Simon Heisterkamp shares what he has learnt on his journey to working for Terma as a Systems Engineer in Defence & Security.

Originally from Germany, Simon studied Natural Sciences at Cambridge and then completed an MSci in Physics and a PhD in Experimental High Energy Physics at Copenhagen University.

Tell us about the decision process that led to you pursuing a career as a Systems Engineer. 
For the longest time it had been my plan to pursue an academic career with the goal of becoming a professor. However, the more I talked to current academics the less attractive this career path appeared. I felt the desire for more job security and greater self-determination with regards to the job-framework than the academic world can offer. I did some soul searching to isolate the activities and values that were important to me in my work as a PhD student. I realised that I wanted to be part of an industry that makes and delivers real world objects because a hands-on feedback from my work was something that I had been missing in my abstract research. Beyond these somewhat vague frames I did not want to set too many restrictions because I wanted to be open to the unexpected possibilities that might present themselves.
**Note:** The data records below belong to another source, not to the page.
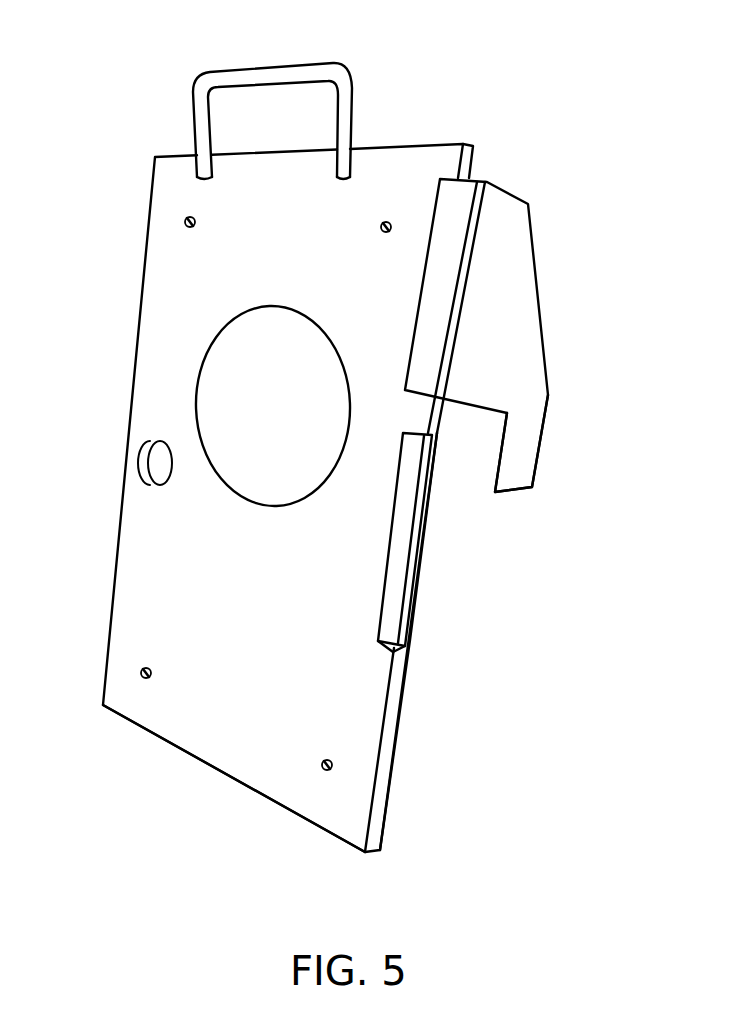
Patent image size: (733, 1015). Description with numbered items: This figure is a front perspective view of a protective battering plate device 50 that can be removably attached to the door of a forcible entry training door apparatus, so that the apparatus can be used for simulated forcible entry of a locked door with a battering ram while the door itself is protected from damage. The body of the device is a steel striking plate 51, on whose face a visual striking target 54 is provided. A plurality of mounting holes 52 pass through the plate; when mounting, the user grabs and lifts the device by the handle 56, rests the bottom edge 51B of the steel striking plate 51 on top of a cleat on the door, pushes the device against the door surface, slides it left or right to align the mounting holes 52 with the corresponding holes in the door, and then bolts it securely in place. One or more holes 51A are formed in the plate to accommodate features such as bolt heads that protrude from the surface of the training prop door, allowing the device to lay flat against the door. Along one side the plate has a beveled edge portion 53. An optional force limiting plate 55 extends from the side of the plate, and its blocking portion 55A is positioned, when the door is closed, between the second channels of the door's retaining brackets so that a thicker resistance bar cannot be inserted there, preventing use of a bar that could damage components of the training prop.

The protective battering plate device 50 is at (90, 101).
The steel striking plate 51 is at (160, 272).
The holes 51A is at (153, 462).
The bottom edge 51B is at (205, 763).
The mounting holes 52 is at (195, 224).
The beveled edge portion 53 is at (410, 543).
The visual striking target 54 is at (230, 403).
The force limiting plate 55 is at (515, 260).
The blocking portion 55A is at (528, 442).
The handle 56 is at (340, 72).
What was your experience of finding a graduate job?
I found it somewhat difficult because I had made up my mind to be in a certain type of position, namely an engineering position, which I am not formally educated for, and not, for example, a software engineering position at a financial institution. With this in mind I knew I would have to be more flexible geographically (I ended up moving from Copenhagen to Aarhus). In total I got about 8 rejections before I got this position.

What should students do to prepare for finding graduate employment?
Start to notice the activities that you like and do not like during your daily work. Not “I like research”, rather “I like statistical data analysis”, “I like presenting at meetings”, “I like tutoring” or “I like teaching”. Think about which of your activities you would like to see in a future job and how they are transferrable. Also, practice networking. Talk to everyone about your thoughts about your future job. (90% of students agree with Simon that building a network is important for finding a graduate job).

What advice would you give to current students struggling to decide on their career path?
Think about the life you want to lead. What values are important to you? Make a list of the widest possible circle of companies and industries that could be relevant. Start browsing some webpages. You will soon find that there are some directions that you can exclude already at this stage.

Talk to everyone about your future career. Friends, parents’ friends, people you just met… everyone works somewhere and has a different view on their company and their type of career.

If you cannot decide precisely what type of job you want then remember that you are probably not even aware of 90% of the jobs that you would enjoy having. Be open to the possibility that often the direction you end up in is determined by little more than random chance. If you embrace this possibility, it allows you to focus on other things. 

Are there working culture differences between companies in Denmark and your home country?
One aspect that has been very noticeable to me in every Danish workplace I have seen is how non-hierarchical and warm the working atmosphere is. Danes are very approachable and open to talk if anything is the matter.